Finders Keepers Dir. Bryan Carberry, J. Clay Tweel

[The Orchard; 2015]

Styles: documentary
Others: Whole, The Sessions, Crazy Love, My Left Foot

I’m writing this on the roasting-hot first day of fall in L.A., and it’s interesting how they say there are no seasons here; we totally have seasons but they have their own unique character which doesn’t follow the iconography of seasons on the East Coast. Even we Angelenos identify seasons by signifiers we’ve seen in the movies; we’re like the non-white girl that can’t recognize her own beauty because it isn’t mirrored back at her by the media.

All that to say, if you’ll forgive the tangential analogy, that Finders Keepers draws you in with its high-as-drugs concept, but its underlying theme is how class distinctions manifest in America, as subtle and as real as the seasons in L.A.

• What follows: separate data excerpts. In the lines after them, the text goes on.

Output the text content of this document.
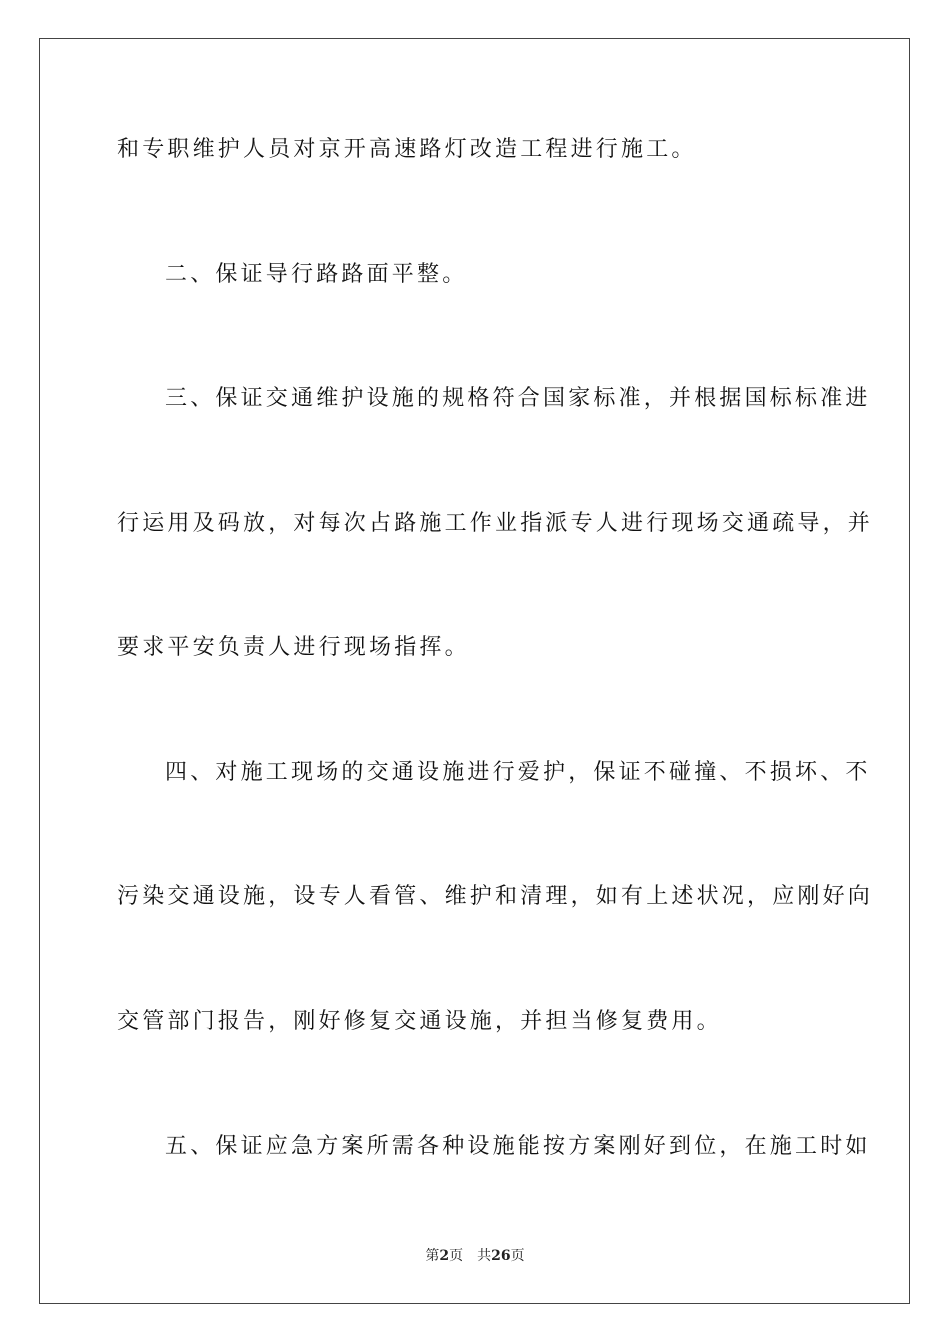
和专职维护人员对京开高速路灯改造工程进行施工。
二、保证导行路路面平整。
三、保证交通维护设施的规格符合国家标准，并根据国标标准进
行运用及码放，对每次占路施工作业指派专人进行现场交通疏导，并
要求平安负责人进行现场指挥。
四、对施工现场的交通设施进行爱护，保证不碰撞、不损坏、不
污染交通设施，设专人看管、维护和清理，如有上述状况，应刚好向
交管部门报告，刚好修复交通设施，并担当修复费用。
五、保证应急方案所需各种设施能按方案刚好到位，在施工时如
第2页 共26页
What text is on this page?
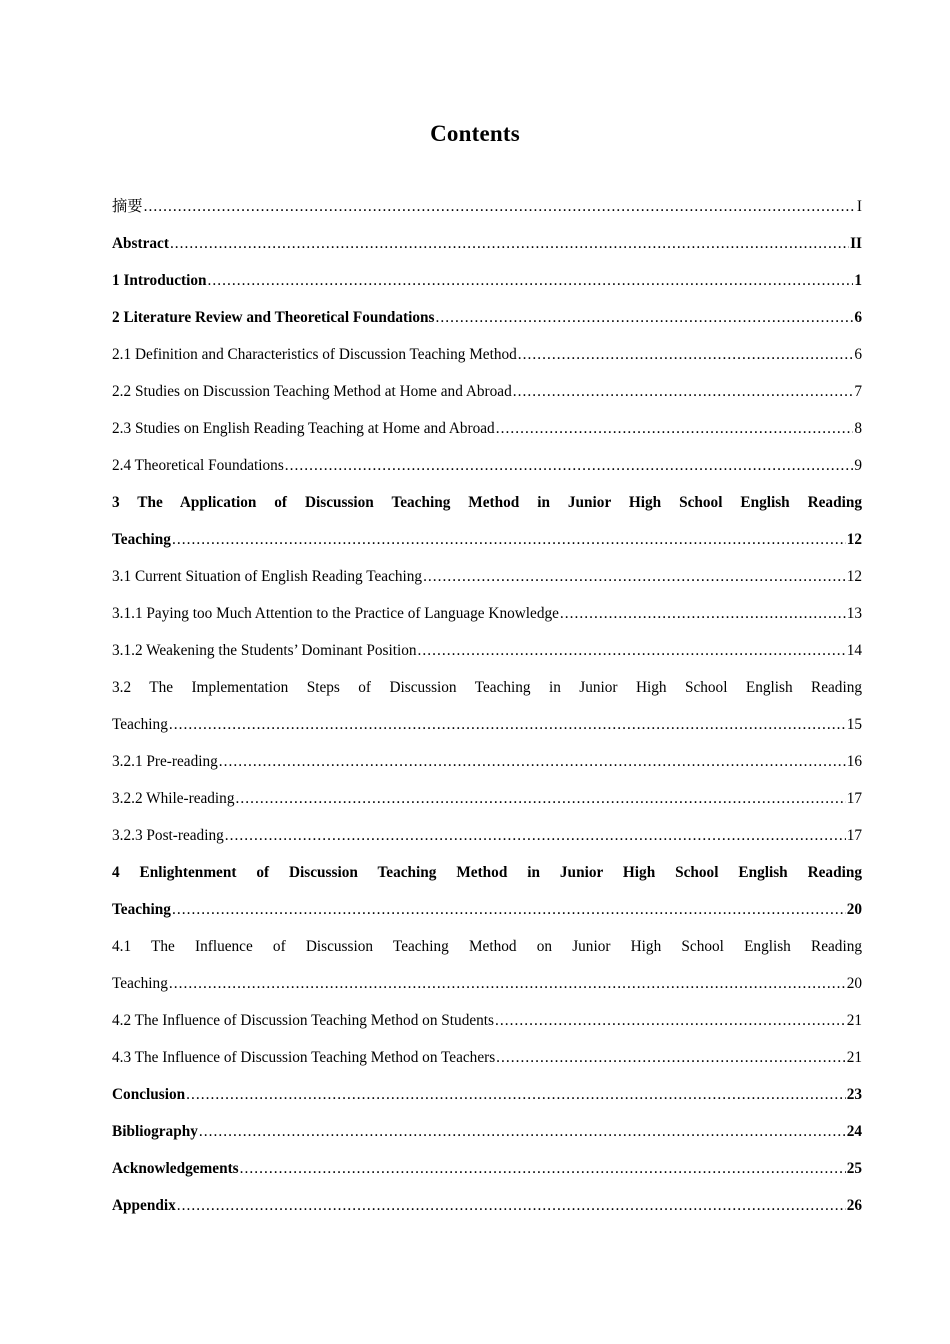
Contents
摘要 .....	I
Abstract .....	II
1 Introduction .....	1
2 Literature Review and Theoretical Foundations .....	6
2.1 Definition and Characteristics of Discussion Teaching Method .....	6
2.2 Studies on Discussion Teaching Method at Home and Abroad .....	7
2.3 Studies on English Reading Teaching at Home and Abroad .....	8
2.4 Theoretical Foundations .....	9
3 The Application of Discussion Teaching Method in Junior High School English Reading
Teaching .....	12
3.1 Current Situation of English Reading Teaching .....	12
3.1.1 Paying too Much Attention to the Practice of Language Knowledge .....	13
3.1.2 Weakening the Students’ Dominant Position .....	14
3.2 The Implementation Steps of Discussion Teaching in Junior High School English Reading
Teaching .....	15
3.2.1 Pre-reading .....	16
3.2.2 While-reading .....	17
3.2.3 Post-reading .....	17
4 Enlightenment of Discussion Teaching Method in Junior High School English Reading
Teaching .....	20
4.1 The Influence of Discussion Teaching Method on Junior High School English Reading
Teaching .....	20
4.2 The Influence of Discussion Teaching Method on Students .....	21
4.3 The Influence of Discussion Teaching Method on Teachers .....	21
Conclusion .....	23
Bibliography .....	24
Acknowledgements .....	25
Appendix .....	26
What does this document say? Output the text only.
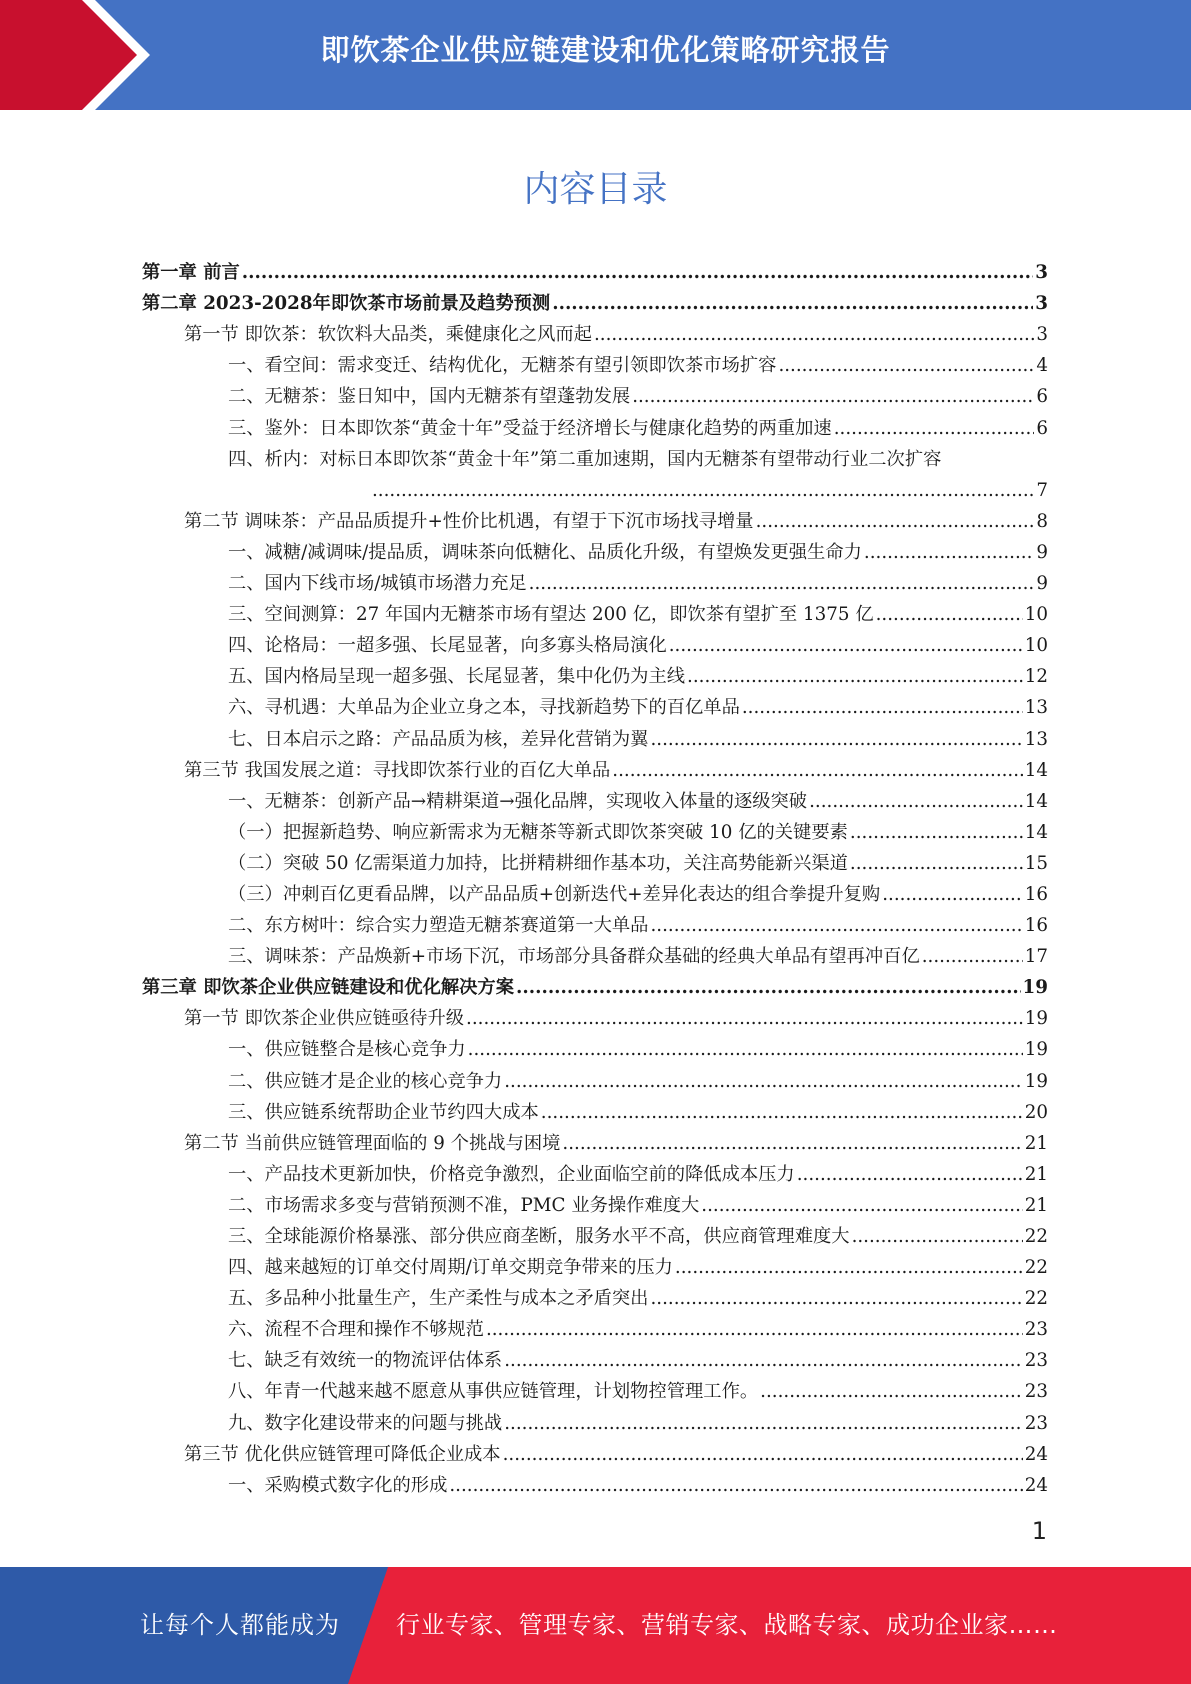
即饮茶企业供应链建设和优化策略研究报告
内容目录
第一章 前言 .....	3
第二章 2023-2028年即饮茶市场前景及趋势预测 .....	3
第一节 即饮茶：软饮料大品类，乘健康化之风而起 .....	3
一、看空间：需求变迁、结构优化，无糖茶有望引领即饮茶市场扩容 .....	4
二、无糖茶：鉴日知中，国内无糖茶有望蓬勃发展 .....	6
三、鉴外：日本即饮茶“黄金十年”受益于经济增长与健康化趋势的两重加速 .....	6
四、析内：对标日本即饮茶“黄金十年”第二重加速期，国内无糖茶有望带动行业二次扩容
.....
7
第二节 调味茶：产品品质提升+性价比机遇，有望于下沉市场找寻增量 .....	8
一、减糖/减调味/提品质，调味茶向低糖化、品质化升级，有望焕发更强生命力 .....	9
二、国内下线市场/城镇市场潜力充足 .....	9
三、空间测算：27 年国内无糖茶市场有望达 200 亿，即饮茶有望扩至 1375 亿 .....	10
四、论格局：一超多强、长尾显著，向多寡头格局演化 .....	10
五、国内格局呈现一超多强、长尾显著，集中化仍为主线 .....	12
六、寻机遇：大单品为企业立身之本，寻找新趋势下的百亿单品 .....	13
七、日本启示之路：产品品质为核，差异化营销为翼 .....	13
第三节 我国发展之道：寻找即饮茶行业的百亿大单品 .....	14
一、无糖茶：创新产品→精耕渠道→强化品牌，实现收入体量的逐级突破 .....	14
（一）把握新趋势、响应新需求为无糖茶等新式即饮茶突破 10 亿的关键要素 .....	14
（二）突破 50 亿需渠道力加持，比拼精耕细作基本功，关注高势能新兴渠道 .....	15
（三）冲刺百亿更看品牌，以产品品质+创新迭代+差异化表达的组合拳提升复购 .....	16
二、东方树叶：综合实力塑造无糖茶赛道第一大单品 .....	16
三、调味茶：产品焕新+市场下沉，市场部分具备群众基础的经典大单品有望再冲百亿 .....	17
第三章 即饮茶企业供应链建设和优化解决方案 .....	19
第一节 即饮茶企业供应链亟待升级 .....	19
一、供应链整合是核心竞争力 .....	19
二、供应链才是企业的核心竞争力 .....	19
三、供应链系统帮助企业节约四大成本 .....	20
第二节 当前供应链管理面临的 9 个挑战与困境 .....	21
一、产品技术更新加快，价格竞争激烈，企业面临空前的降低成本压力 .....	21
二、市场需求多变与营销预测不准，PMC 业务操作难度大 .....	21
三、全球能源价格暴涨、部分供应商垄断，服务水平不高，供应商管理难度大 .....	22
四、越来越短的订单交付周期/订单交期竞争带来的压力 .....	22
五、多品种小批量生产，生产柔性与成本之矛盾突出 .....	22
六、流程不合理和操作不够规范 .....	23
七、缺乏有效统一的物流评估体系 .....	23
八、年青一代越来越不愿意从事供应链管理，计划物控管理工作。 .....	23
九、数字化建设带来的问题与挑战 .....	23
第三节 优化供应链管理可降低企业成本 .....	24
一、采购模式数字化的形成 .....	24
1
让每个人都能成为 行业专家、管理专家、营销专家、战略专家、成功企业家……
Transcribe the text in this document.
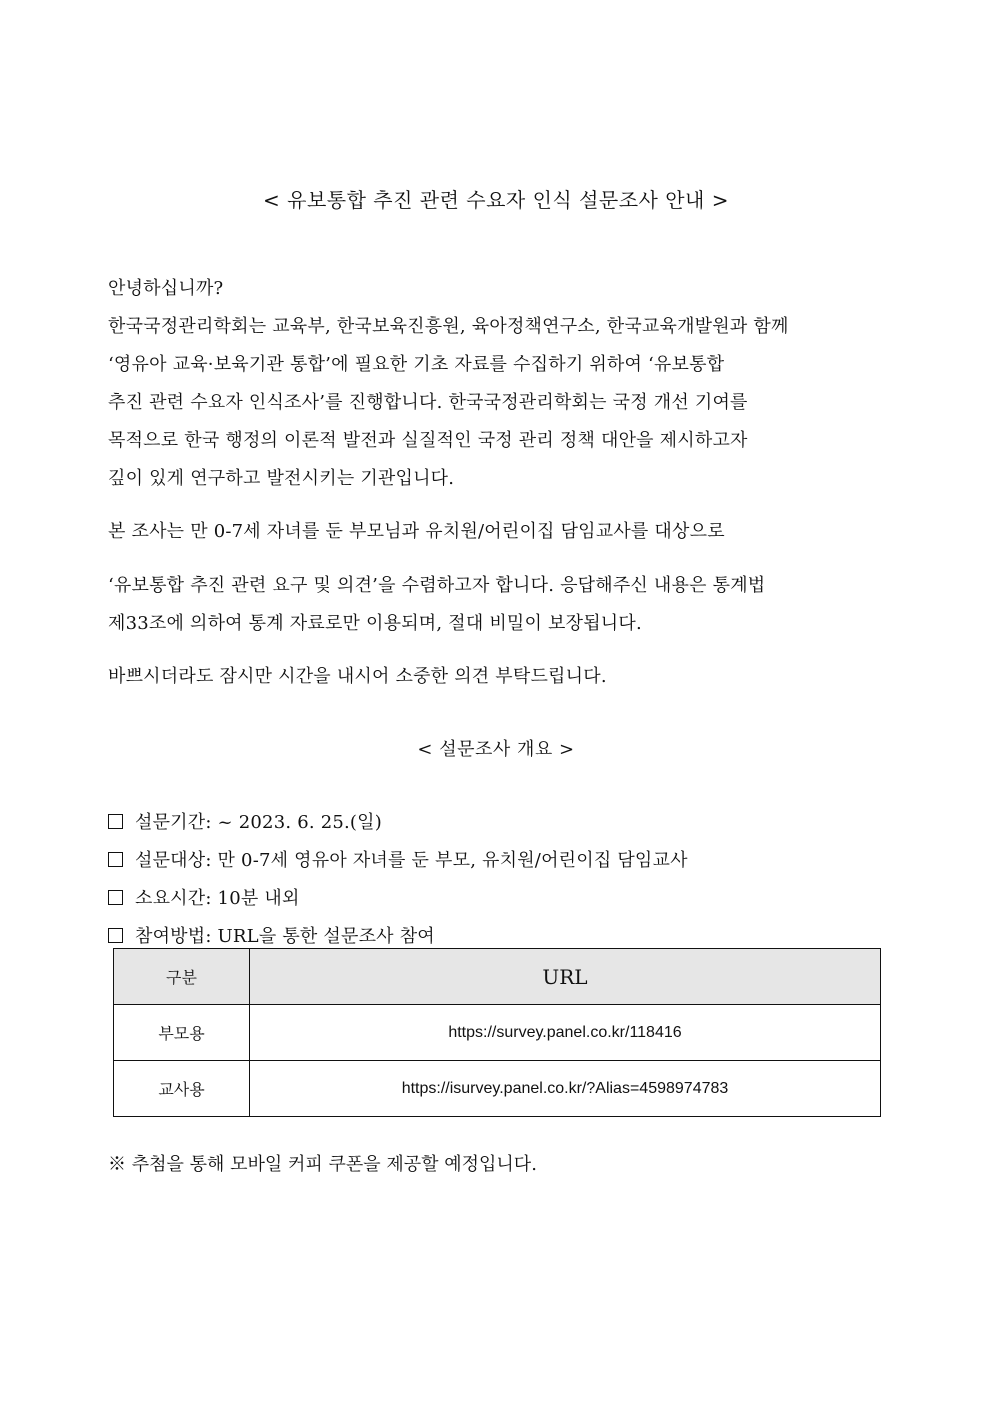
< 유보통합 추진 관련 수요자 인식 설문조사 안내 >
안녕하십니까?
한국국정관리학회는 교육부, 한국보육진흥원, 육아정책연구소, 한국교육개발원과 함께
‘영유아 교육·보육기관 통합’에 필요한 기초 자료를 수집하기 위하여 ‘유보통합
추진 관련 수요자 인식조사’를 진행합니다. 한국국정관리학회는 국정 개선 기여를
목적으로 한국 행정의 이론적 발전과 실질적인 국정 관리 정책 대안을 제시하고자
깊이 있게 연구하고 발전시키는 기관입니다.
본 조사는 만 0-7세 자녀를 둔 부모님과 유치원/어린이집 담임교사를 대상으로
‘유보통합 추진 관련 요구 및 의견’을 수렴하고자 합니다. 응답해주신 내용은 통계법
제33조에 의하여 통계 자료로만 이용되며, 절대 비밀이 보장됩니다.
바쁘시더라도 잠시만 시간을 내시어 소중한 의견 부탁드립니다.
< 설문조사 개요 >
설문기간: ~ 2023. 6. 25.(일)
설문대상: 만 0-7세 영유아 자녀를 둔 부모, 유치원/어린이집 담임교사
소요시간: 10분 내외
참여방법: URL을 통한 설문조사 참여
구분	URL
부모용	https://survey.panel.co.kr/118416
교사용	https://isurvey.panel.co.kr/?Alias=4598974783
※ 추첨을 통해 모바일 커피 쿠폰을 제공할 예정입니다.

The core of the film is a clanging metaphor — a working class wheeler dealer, Shannon Whisnant, buys a BBQ grill at a sale of abandoned items at a storage facility, and inside of it he finds an embalmed leg, severed below the knee, that belonged to a certain John Wood. Shannon sees the leg as a potential side-show moneymaker and a path to personal fame, and refuses to return it to John, a local man from a wealthy family who has fallen into drug addiction. Twenty first century North Carolina is a million miles from Downton Abbey in outward appearance, but destiny pulls the film’s two, similar, main characters along intersecting, twisted roads and ultimately in opposite directions, back toward the social status they come from.

Storywise, Finders Keepers charges out of the gate as a “Who Will Get The Foot?” nail-biter and clownish courtroom drama, but as the film progresses it becomes much more about its larger-than-North-Carolina characters. There’s inevitably a certain imbalance between the two men’s stories: the filmmakers have to piece together the tumultuous years of a now-recovered John through interviews with his sister’s clucking and head-shaking family, whereas a good chunk of Shannon’s story is captured in real time. Shannon’s the tragic hero of the piece, flailing wildly in his effort to hold onto his hopes and dreams, embodied in the embalmed foot of the local rich boy. He’s an arrogant, charming, and childlike blob, his head plopped on at a 45-degree angle, with pretty hair and crystal-blue eyes that look up at the sky and down his nose at the world. He has an instinct for buying low and selling high, and an ambition to get famous, “making people laugh.” The memory of a bank of photographers clamoring for his picture after his appearance on The People’s Court actually brings him to tears.

John, on the other hand, is the boy who can never come close to his super successful dad’s expectations, dropping out of the military and becoming a drug addict. In a dark and poetic twist of fate, he has to have his leg amputated in the aftermath of the plane crash that kills his father. In true Southern Gothic style, he gets the leg back from the hospital and makes an unskilled effort to preserve it, losing it when he ignores the bills for his storage unit.

John speaks in the same hillbilly accent as Shannon, but there’s always a sense that he’s the black sheep of a genteel family that cares about him and on some level enjoys him as a scapegoat and an object of gossip (his niece April at one point emotes, rather hilariously, “I felt like I didn’t even HAVE an uncle!”) — a family that will be there for him if he stops short of total self-destruction. John’s mom is a particularly fascinating character: smart, cutting, emotionally withholding, judgmental and totally unapologetic.

Shannon, on the other hand, gets drawn into a compulsive pursuit of fame. His great fortune is having married his wife Lisa, a patient and loving companion and all-around lovely person, but he’s determined to parlay his time in the public eye as “The Foot Man” into some kind of career, and as he suffers the indignities of reality TV, his relationship starts to disintegrate.

For all of Shannon’s determination and John’s reckless negligence, both men seem to be prevented by fate from escaping the social conditions they were born to. Finders Keepers is a story that gets your imagination going, resonating on a lot of levels; it illustrates how getting stuck in their will, refusing to surrender to the natural course of events, drives the two men into a macabre theater of the absurd.